[308]: M. Cousin, qui a cité ce passage (La Société françoise du XVIIe siècle, t. II, p. 195), pense avec quelque raison que ce cachet, au discret emblème, est une allusion évidente à celui que Conrart, le soir de la journée des Madrigaux, avoit donné à mademoiselle de Scudéry: «Le généreux Théodamas, en se retirant, avoit donné à Sapho je ne sais quoy, enveloppé d'un papier bien parfumé, à la charge qu'elle ne le regarderoit que lorsqu'il seroit parti. Ce je ne sais quoy estoit un cachet de cristal, gravé du chiffre de Sapho et du sien mêlés ensemble.»

[309]: C'est un mot que maître Isarn a trouvé dans Rabelais (liv. I, ch. 8, § 3, et liv. III, ch. 2). On appeloit ainsi une monnoie d'or fin qui eut cours depuis saint Louis jusqu'à Charles VII. Elle valoit 12 sols 6 deniers d'argent, et portoit sur la face un agneau, avec ces mots autour: Agnus Dei, qui tollis peccata mundi, miserere nobis.
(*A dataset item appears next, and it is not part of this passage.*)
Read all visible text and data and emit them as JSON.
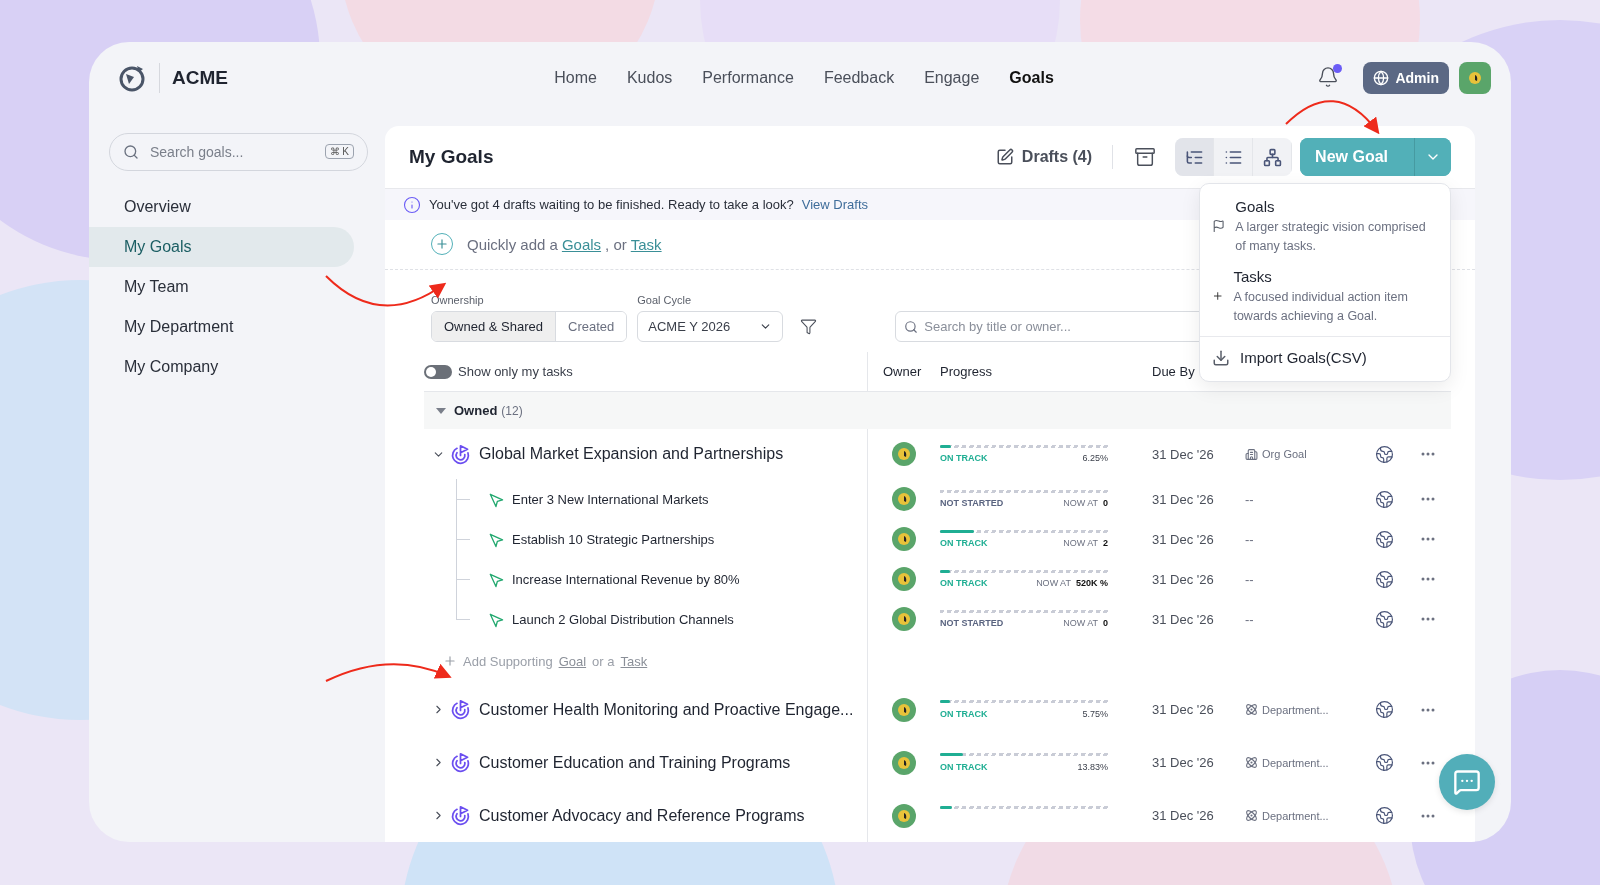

[310]: Monnoie d'or qu'Édouard III fit frapper en 1344. On l'appeloit noble à cause de la pureté de son or, et à la rose parce que sur le revers elle portoit la rose de Lancastre et d'York. Dans les Bigarrures de Des Accords, 1608, in-12, p. 14, se trouve représenté un noble à la rose à l'effigie de Henri VIII; il valoit alors cent sous, d'après le taux réglé par l'ordonnance de 1532. Les plus beaux étoient les nobles de Raymond, qu'on appeloit ainsi parce qu'on croyait qu'ils avoient été faits avec l'or que Raymond Lulle avoit, par œuvre hermétique, fabriqué pour le roi d'Angleterre. V. Delecluze, Notice sur Raymond Lulle, p. 28.

[311]: Les passements d'or et d'argent venoient d'être interdits par l'ordonnance du 27 novembre 1660, et comme notre louis d'or, le billon, où l'on fondoit les pièces décriées, les attendoit. V. notre t. I, p. 224.
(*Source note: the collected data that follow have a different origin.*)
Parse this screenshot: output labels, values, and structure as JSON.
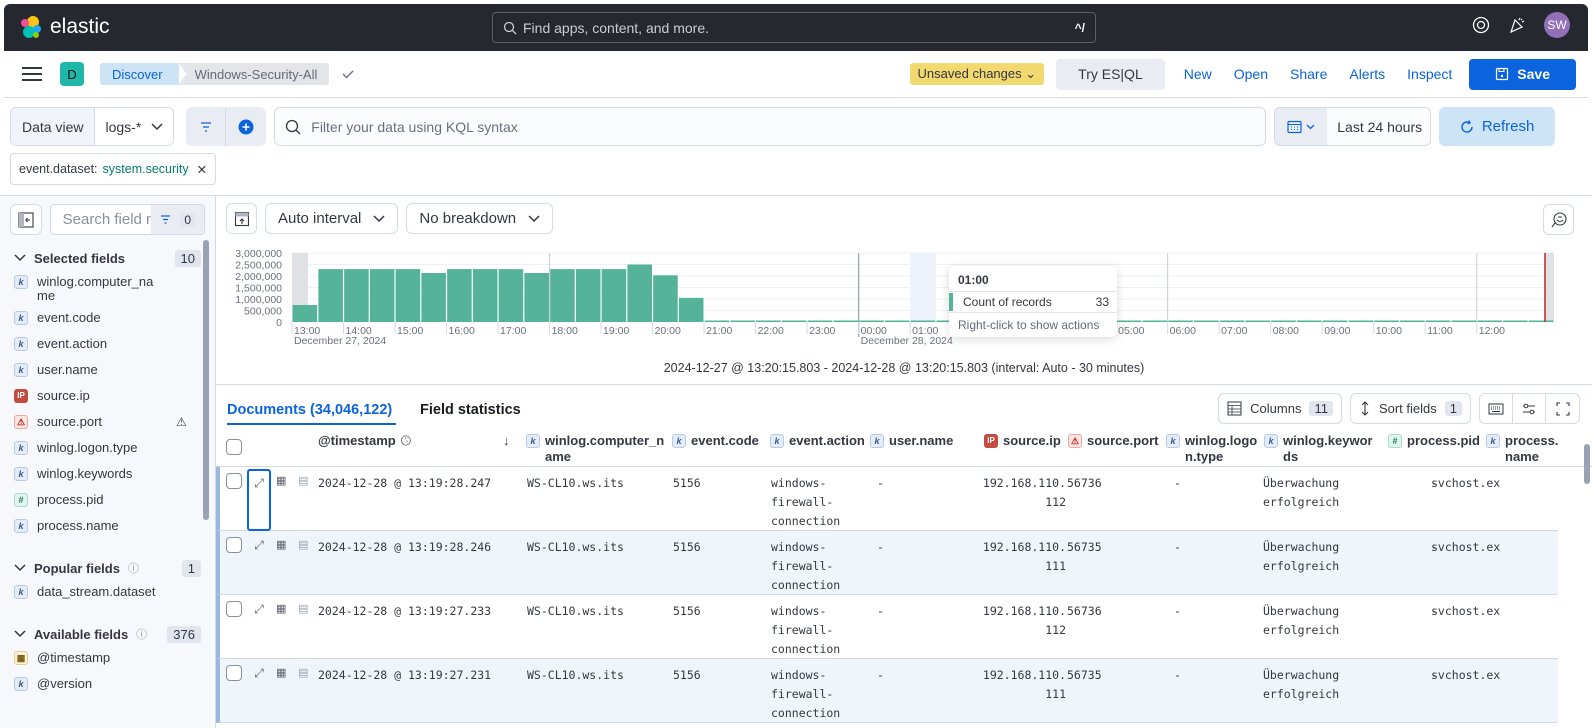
{
  "header": {
    "brand": "elastic",
    "search_placeholder": "Find apps, content, and more.",
    "search_shortcut": "^/",
    "avatar_initials": "SW"
  },
  "nav": {
    "space_initial": "D",
    "breadcrumbs": [
      "Discover",
      "Windows-Security-All"
    ],
    "unsaved_label": "Unsaved changes",
    "try_esql": "Try ES|QL",
    "links": [
      "New",
      "Open",
      "Share",
      "Alerts",
      "Inspect"
    ],
    "save_label": "Save"
  },
  "query": {
    "dataview_label": "Data view",
    "dataview_value": "logs-*",
    "kql_placeholder": "Filter your data using KQL syntax",
    "time_range": "Last 24 hours",
    "refresh_label": "Refresh",
    "filter_pill": {
      "field": "event.dataset:",
      "value": "system.security"
    }
  },
  "sidebar": {
    "search_placeholder": "Search field names",
    "filter_count": "0",
    "selected": {
      "title": "Selected fields",
      "count": "10",
      "items": [
        {
          "name": "winlog.computer_name",
          "type": "k"
        },
        {
          "name": "event.code",
          "type": "k"
        },
        {
          "name": "event.action",
          "type": "k"
        },
        {
          "name": "user.name",
          "type": "k"
        },
        {
          "name": "source.ip",
          "type": "ip"
        },
        {
          "name": "source.port",
          "type": "warn"
        },
        {
          "name": "winlog.logon.type",
          "type": "k"
        },
        {
          "name": "winlog.keywords",
          "type": "k"
        },
        {
          "name": "process.pid",
          "type": "num"
        },
        {
          "name": "process.name",
          "type": "k"
        }
      ]
    },
    "popular": {
      "title": "Popular fields",
      "count": "1",
      "items": [
        {
          "name": "data_stream.dataset",
          "type": "k"
        }
      ]
    },
    "available": {
      "title": "Available fields",
      "count": "376",
      "items": [
        {
          "name": "@timestamp",
          "type": "date"
        },
        {
          "name": "@version",
          "type": "k"
        }
      ]
    }
  },
  "chart_toolbar": {
    "interval": "Auto interval",
    "breakdown": "No breakdown"
  },
  "chart_data": {
    "type": "bar",
    "title": "",
    "xlabel": "",
    "ylabel": "Count of records",
    "ylim": [
      0,
      3000000
    ],
    "yticks": [
      "3,000,000",
      "2,500,000",
      "2,000,000",
      "1,500,000",
      "1,000,000",
      "500,000",
      "0"
    ],
    "xticks": [
      "13:00",
      "14:00",
      "15:00",
      "16:00",
      "17:00",
      "18:00",
      "19:00",
      "20:00",
      "21:00",
      "22:00",
      "23:00",
      "00:00",
      "01:00",
      "02:00",
      "03:00",
      "04:00",
      "05:00",
      "06:00",
      "07:00",
      "08:00",
      "09:00",
      "10:00",
      "11:00",
      "12:00"
    ],
    "date_labels": [
      {
        "at": "13:00",
        "label": "December 27, 2024"
      },
      {
        "at": "00:00",
        "label": "December 28, 2024"
      }
    ],
    "categories": [
      "13:00",
      "13:30",
      "14:00",
      "14:30",
      "15:00",
      "15:30",
      "16:00",
      "16:30",
      "17:00",
      "17:30",
      "18:00",
      "18:30",
      "19:00",
      "19:30",
      "20:00",
      "20:30",
      "21:00",
      "21:30",
      "22:00",
      "22:30",
      "23:00",
      "23:30",
      "00:00",
      "00:30",
      "01:00",
      "01:30",
      "02:00",
      "02:30",
      "03:00",
      "03:30",
      "04:00",
      "04:30",
      "05:00",
      "05:30",
      "06:00",
      "06:30",
      "07:00",
      "07:30",
      "08:00",
      "08:30",
      "09:00",
      "09:30",
      "10:00",
      "10:30",
      "11:00",
      "11:30",
      "12:00",
      "12:30",
      "13:00"
    ],
    "values": [
      740000,
      2300000,
      2300000,
      2300000,
      2300000,
      2130000,
      2300000,
      2300000,
      2300000,
      2130000,
      2300000,
      2300000,
      2300000,
      2500000,
      2030000,
      1050000,
      30000,
      40,
      40,
      40,
      40,
      40,
      40,
      40,
      33,
      40,
      40,
      40,
      40,
      40,
      40,
      40,
      40,
      40,
      40,
      40,
      40,
      40,
      40,
      40,
      40,
      40,
      40,
      40,
      40,
      40,
      40,
      40,
      40
    ],
    "tooltip": {
      "time": "01:00",
      "label": "Count of records",
      "value": "33",
      "hint": "Right-click to show actions"
    },
    "range_text": "2024-12-27 @ 13:20:15.803 - 2024-12-28 @ 13:20:15.803 (interval: Auto - 30 minutes)",
    "bar_color": "#54b399"
  },
  "documents": {
    "tab_label": "Documents (34,046,122)",
    "stats_tab": "Field statistics",
    "columns_label": "Columns",
    "columns_count": "11",
    "sort_label": "Sort fields",
    "sort_count": "1",
    "headers": [
      {
        "name": "@timestamp",
        "type": ""
      },
      {
        "name": "winlog.computer_name",
        "type": "k"
      },
      {
        "name": "event.code",
        "type": "k"
      },
      {
        "name": "event.action",
        "type": "k"
      },
      {
        "name": "user.name",
        "type": "k"
      },
      {
        "name": "source.ip",
        "type": "ip"
      },
      {
        "name": "source.port",
        "type": "warn"
      },
      {
        "name": "winlog.logon.type",
        "type": "k"
      },
      {
        "name": "winlog.keywords",
        "type": "k"
      },
      {
        "name": "process.pid",
        "type": "num"
      },
      {
        "name": "process.name",
        "type": "k"
      }
    ],
    "rows": [
      {
        "timestamp": "2024-12-28 @ 13:19:28.247",
        "computer": "WS-CL10.ws.its",
        "code": "5156",
        "action": "windows-\nfirewall-\nconnection",
        "user": "-",
        "ip": "192.168.110.\n112",
        "port": "56736",
        "logon": "-",
        "keywords": "Überwachung\nerfolgreich",
        "pid": "-",
        "process": "svchost.ex"
      },
      {
        "timestamp": "2024-12-28 @ 13:19:28.246",
        "computer": "WS-CL10.ws.its",
        "code": "5156",
        "action": "windows-\nfirewall-\nconnection",
        "user": "-",
        "ip": "192.168.110.\n111",
        "port": "56735",
        "logon": "-",
        "keywords": "Überwachung\nerfolgreich",
        "pid": "-",
        "process": "svchost.ex"
      },
      {
        "timestamp": "2024-12-28 @ 13:19:27.233",
        "computer": "WS-CL10.ws.its",
        "code": "5156",
        "action": "windows-\nfirewall-\nconnection",
        "user": "-",
        "ip": "192.168.110.\n112",
        "port": "56736",
        "logon": "-",
        "keywords": "Überwachung\nerfolgreich",
        "pid": "-",
        "process": "svchost.ex"
      },
      {
        "timestamp": "2024-12-28 @ 13:19:27.231",
        "computer": "WS-CL10.ws.its",
        "code": "5156",
        "action": "windows-\nfirewall-\nconnection",
        "user": "-",
        "ip": "192.168.110.\n111",
        "port": "56735",
        "logon": "-",
        "keywords": "Überwachung\nerfolgreich",
        "pid": "-",
        "process": "svchost.ex"
      }
    ]
  }
}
[312]: Les carrosses «où tant d'or se relevoit en bosse» étoient alors un luxe à la mode. Pendant la Fronde, on les avoit dédorés (Œuvres de Sarazin, 1696, in-8o, p. 383), mais ensuite ils ne brillèrent que de plus belle. En 1706, il fallut contre le scandale de leur dorure une défense du roi. (Corresp. administr. de Louis XIV, t. II, p. 829.)

[313]: Un petit roman satirique qui reprit, un peu modifié, le titre de cette pièce, ce qui l'a souvent fait confondre avec elle, bien qu'il lui soit très-postérieur, Le Louis d'or politique et galant, 1695, in-12, est aussi amer contre Louis XIV vieillissant qu'Isarn est ici flatteur pour sa jeune royauté.

[314]: Illusion à des fables, allégories et autres pièces faites sur ce sujet par Mlle de Scudéry ou à elles adressées. Dans le Recueil de vers choisis, 1701, in-8o, p. 123, on trouve, sous son nom, des stances avec ce titre: La Fauvette à Sapho, en arrivant à son petit bois, suivant sa coutume, le 15 avril.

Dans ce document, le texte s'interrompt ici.